Low value activities produce outcomes that, while still necessary, aren’t nearly as important. They don’t have any real impact on your success.
High Value Activities and Outcomes
The high value activities for salespeople include prospecting, nurturing dream clients, making sales calls, keeping their follow up commitments, and taking care of their existing client relationships. These high value activities produce the outcomes of opening relationships, developing opportunities, executing the sales process, winning deals, and owning the outcomes that they have sold their clients.
These high value activities must dominate your calendar. If they don’t, you won’t produce the outcomes that you need.
Low Value Activities and Outcomes
Low value activities are still important. But they don’t produce the sales outcomes you need. These activities include most of your email, most of your voicemails, much of your paperwork, updating your sales force automation, most of the RFPs you receive, some of your meetings, and some of your client calls.
These low value activities feel like work, but they aren’t really the work that produces the outcomes you need. In all likelihood, you are using these low value activities to avoid the activities that you most need to do.
That email doesn’t really require a response, at least not during your sacred sales time. That voicemail isn’t in any way urgent; it can wait. You can do your paper work between 4:30 and 5:00 PM (or at home, if you are a hustler). The only reason you are responding to the RFP is because you don’t have a solid pipeline.
You can’t allow your low value activities to crowd out your high value activities. In fact, you need to use your calendar to ensure that your high value activities crowd out your low value activities. By committing to your highest value activities, you ensure that your time and energy is invested where it provides the greatest returns. This simple change of focus will dramatically change your sales results for the better.

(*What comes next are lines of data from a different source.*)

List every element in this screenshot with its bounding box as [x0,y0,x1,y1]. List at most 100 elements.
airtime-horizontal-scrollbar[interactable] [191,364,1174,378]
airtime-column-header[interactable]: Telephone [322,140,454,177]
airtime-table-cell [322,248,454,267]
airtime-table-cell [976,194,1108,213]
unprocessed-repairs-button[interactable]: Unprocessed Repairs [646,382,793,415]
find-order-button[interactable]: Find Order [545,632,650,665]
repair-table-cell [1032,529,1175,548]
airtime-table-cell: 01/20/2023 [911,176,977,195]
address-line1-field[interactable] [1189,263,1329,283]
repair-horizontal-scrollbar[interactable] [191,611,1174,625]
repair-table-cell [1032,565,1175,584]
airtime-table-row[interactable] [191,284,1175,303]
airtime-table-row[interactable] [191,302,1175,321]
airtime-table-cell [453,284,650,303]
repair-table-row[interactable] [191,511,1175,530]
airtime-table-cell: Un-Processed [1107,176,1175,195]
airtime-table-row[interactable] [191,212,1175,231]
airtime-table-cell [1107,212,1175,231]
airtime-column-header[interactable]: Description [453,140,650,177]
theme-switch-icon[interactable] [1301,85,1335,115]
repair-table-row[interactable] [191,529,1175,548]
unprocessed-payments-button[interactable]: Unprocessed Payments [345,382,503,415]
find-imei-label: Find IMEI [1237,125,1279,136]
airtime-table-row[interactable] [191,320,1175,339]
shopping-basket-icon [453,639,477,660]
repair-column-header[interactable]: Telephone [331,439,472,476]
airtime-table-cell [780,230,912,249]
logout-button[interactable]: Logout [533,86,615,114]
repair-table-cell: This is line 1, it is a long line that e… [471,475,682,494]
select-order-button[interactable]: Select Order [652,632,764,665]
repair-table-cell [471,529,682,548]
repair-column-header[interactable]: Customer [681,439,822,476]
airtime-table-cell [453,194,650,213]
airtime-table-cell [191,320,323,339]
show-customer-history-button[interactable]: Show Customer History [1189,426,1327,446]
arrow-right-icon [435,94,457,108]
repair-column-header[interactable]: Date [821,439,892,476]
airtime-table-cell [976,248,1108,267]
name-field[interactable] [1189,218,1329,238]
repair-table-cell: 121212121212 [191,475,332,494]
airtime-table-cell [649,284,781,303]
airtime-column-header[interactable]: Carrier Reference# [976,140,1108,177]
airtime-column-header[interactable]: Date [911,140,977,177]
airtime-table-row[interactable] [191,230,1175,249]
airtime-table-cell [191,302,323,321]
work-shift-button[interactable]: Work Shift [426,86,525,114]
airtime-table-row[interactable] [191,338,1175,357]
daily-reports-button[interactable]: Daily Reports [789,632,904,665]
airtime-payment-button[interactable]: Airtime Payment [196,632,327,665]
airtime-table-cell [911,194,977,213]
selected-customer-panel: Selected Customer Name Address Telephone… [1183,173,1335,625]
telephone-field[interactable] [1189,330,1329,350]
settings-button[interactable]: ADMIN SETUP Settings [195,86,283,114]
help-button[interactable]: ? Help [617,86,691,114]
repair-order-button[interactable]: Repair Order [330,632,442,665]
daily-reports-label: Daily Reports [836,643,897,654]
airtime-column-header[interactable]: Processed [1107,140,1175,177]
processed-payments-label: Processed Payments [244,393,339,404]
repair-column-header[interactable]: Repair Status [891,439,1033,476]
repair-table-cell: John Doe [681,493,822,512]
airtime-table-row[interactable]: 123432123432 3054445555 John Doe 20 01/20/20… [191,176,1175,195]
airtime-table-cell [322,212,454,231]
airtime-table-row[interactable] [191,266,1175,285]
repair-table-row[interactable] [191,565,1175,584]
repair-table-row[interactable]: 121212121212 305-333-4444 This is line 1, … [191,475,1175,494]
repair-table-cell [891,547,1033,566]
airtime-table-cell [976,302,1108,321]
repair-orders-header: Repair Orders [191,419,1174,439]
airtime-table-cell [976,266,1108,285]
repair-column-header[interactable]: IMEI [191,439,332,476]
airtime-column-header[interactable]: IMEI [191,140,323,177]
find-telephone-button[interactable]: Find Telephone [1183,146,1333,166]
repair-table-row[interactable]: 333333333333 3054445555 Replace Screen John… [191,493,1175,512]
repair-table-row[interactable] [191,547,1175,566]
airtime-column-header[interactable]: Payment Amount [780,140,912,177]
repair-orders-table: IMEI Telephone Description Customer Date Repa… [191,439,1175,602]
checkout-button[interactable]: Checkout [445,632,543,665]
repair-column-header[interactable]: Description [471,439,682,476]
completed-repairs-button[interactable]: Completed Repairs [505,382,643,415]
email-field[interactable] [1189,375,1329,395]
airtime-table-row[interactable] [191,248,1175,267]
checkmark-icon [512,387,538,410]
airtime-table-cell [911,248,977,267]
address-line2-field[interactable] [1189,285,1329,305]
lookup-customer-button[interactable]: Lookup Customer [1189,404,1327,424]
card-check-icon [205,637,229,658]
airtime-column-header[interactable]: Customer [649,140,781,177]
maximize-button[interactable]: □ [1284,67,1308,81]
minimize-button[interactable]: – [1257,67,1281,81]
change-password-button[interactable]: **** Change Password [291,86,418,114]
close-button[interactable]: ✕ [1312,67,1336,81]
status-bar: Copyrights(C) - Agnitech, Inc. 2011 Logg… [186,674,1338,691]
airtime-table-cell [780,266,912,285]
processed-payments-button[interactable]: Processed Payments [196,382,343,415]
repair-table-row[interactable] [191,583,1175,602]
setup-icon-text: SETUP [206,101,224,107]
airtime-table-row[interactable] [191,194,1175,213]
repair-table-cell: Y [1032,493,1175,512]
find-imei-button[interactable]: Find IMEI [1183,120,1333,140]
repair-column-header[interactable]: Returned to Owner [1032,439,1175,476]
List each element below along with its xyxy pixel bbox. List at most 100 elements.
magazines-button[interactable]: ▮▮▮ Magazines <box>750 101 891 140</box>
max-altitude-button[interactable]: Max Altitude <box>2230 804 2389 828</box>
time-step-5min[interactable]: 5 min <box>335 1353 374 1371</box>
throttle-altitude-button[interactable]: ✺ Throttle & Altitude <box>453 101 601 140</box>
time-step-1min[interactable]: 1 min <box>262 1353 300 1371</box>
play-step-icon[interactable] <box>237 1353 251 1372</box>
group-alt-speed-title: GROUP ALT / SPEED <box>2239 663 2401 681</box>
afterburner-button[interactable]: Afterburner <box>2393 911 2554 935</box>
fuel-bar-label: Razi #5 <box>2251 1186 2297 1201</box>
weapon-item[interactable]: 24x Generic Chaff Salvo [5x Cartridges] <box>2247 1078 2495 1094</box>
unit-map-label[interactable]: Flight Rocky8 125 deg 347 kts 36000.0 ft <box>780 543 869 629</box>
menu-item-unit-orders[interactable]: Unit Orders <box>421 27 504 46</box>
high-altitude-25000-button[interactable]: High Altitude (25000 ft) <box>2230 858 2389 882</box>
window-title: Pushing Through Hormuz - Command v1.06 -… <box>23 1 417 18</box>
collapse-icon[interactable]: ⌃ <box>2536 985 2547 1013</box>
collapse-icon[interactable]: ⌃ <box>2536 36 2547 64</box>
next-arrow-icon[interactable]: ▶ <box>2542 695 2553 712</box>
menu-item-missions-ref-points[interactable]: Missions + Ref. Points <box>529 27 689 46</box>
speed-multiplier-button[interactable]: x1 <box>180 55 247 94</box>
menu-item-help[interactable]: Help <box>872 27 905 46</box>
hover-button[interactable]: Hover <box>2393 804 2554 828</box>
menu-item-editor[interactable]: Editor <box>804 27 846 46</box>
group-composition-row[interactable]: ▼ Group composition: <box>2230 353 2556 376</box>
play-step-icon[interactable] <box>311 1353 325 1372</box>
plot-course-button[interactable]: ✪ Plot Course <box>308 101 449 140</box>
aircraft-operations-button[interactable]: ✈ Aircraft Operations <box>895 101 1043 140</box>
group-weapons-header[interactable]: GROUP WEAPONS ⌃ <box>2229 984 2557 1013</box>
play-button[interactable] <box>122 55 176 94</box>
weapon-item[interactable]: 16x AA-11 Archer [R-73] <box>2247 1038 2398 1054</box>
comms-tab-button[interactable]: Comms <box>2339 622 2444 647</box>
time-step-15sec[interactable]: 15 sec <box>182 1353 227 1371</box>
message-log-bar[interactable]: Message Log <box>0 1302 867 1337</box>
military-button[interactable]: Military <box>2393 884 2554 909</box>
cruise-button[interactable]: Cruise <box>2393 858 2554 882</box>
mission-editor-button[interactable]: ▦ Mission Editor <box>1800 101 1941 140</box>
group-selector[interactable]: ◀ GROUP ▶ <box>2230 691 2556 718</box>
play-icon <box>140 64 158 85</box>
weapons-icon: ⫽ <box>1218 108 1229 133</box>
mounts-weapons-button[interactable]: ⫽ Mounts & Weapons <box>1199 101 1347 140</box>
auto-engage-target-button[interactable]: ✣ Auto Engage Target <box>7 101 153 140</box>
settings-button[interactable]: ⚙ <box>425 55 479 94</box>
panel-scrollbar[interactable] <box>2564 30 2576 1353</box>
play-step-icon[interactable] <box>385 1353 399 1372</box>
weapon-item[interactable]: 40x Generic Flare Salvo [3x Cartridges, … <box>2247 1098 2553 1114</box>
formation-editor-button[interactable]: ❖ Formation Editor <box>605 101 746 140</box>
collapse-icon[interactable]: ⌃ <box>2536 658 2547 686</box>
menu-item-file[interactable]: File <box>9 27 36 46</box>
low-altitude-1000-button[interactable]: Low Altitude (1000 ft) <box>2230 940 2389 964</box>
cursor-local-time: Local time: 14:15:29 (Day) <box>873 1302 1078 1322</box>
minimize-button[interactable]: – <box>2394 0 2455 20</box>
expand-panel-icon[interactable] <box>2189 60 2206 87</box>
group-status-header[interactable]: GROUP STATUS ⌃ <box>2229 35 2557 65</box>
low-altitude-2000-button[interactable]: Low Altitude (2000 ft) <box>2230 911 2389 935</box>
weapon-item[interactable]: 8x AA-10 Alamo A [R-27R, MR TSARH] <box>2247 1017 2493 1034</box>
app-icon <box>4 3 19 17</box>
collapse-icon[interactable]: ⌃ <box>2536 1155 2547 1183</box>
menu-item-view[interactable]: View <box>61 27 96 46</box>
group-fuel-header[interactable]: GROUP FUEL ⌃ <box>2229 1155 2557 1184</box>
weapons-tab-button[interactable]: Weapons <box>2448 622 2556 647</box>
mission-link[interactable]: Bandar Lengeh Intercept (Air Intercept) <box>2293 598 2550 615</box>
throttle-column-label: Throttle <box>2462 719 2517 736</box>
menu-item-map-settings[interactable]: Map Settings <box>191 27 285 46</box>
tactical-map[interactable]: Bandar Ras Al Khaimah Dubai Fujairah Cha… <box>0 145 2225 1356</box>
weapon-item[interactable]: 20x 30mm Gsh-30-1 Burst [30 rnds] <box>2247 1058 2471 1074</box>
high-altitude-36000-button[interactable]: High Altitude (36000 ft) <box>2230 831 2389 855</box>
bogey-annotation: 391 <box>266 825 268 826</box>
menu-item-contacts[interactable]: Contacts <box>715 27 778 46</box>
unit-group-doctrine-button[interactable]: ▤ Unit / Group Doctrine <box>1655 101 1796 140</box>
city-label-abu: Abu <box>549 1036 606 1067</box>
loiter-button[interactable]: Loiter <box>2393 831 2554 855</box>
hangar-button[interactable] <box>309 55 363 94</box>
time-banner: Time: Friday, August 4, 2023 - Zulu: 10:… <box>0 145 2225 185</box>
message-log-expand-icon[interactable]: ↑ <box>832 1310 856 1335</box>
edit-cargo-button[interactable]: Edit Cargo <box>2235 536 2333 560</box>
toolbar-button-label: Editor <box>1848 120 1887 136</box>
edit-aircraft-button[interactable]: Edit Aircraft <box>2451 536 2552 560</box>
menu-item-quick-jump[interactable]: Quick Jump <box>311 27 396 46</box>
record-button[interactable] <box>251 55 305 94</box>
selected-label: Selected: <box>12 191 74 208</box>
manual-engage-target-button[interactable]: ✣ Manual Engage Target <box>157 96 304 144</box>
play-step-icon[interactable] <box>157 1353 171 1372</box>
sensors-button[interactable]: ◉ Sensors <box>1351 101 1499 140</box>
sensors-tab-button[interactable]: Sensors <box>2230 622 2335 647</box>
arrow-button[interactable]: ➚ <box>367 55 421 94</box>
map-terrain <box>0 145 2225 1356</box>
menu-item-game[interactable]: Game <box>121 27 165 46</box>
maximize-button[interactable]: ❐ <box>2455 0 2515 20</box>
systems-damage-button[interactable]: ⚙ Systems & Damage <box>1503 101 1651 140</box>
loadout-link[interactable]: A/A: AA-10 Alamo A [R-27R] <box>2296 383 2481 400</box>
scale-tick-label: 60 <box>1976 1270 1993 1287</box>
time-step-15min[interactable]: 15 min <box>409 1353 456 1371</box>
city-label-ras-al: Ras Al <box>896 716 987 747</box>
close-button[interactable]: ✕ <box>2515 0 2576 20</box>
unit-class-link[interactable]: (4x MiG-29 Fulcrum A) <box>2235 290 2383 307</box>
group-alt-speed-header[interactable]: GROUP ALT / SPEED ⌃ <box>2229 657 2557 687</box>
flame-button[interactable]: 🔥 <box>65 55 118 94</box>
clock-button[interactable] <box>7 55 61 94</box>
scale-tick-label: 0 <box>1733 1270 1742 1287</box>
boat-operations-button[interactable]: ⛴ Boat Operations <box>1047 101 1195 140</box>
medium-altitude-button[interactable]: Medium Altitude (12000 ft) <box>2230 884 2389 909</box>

Invest your time in high value sales activities. Squeeze out just enough time for your low value activities. If you have to barely get some of your work done, don’t let that work be the work that really produces the results that you need.
Questions
What are the highest value activities for you as a salesperson?
What outcomes do the high value activities produce?
What are the low value activities for you as a salesperson?
What outcomes do these low value activities produce?
How do you ensure that the highest value activities dominate your calendar and command your time and attention?
How do you minimize the time you spend on low value activities?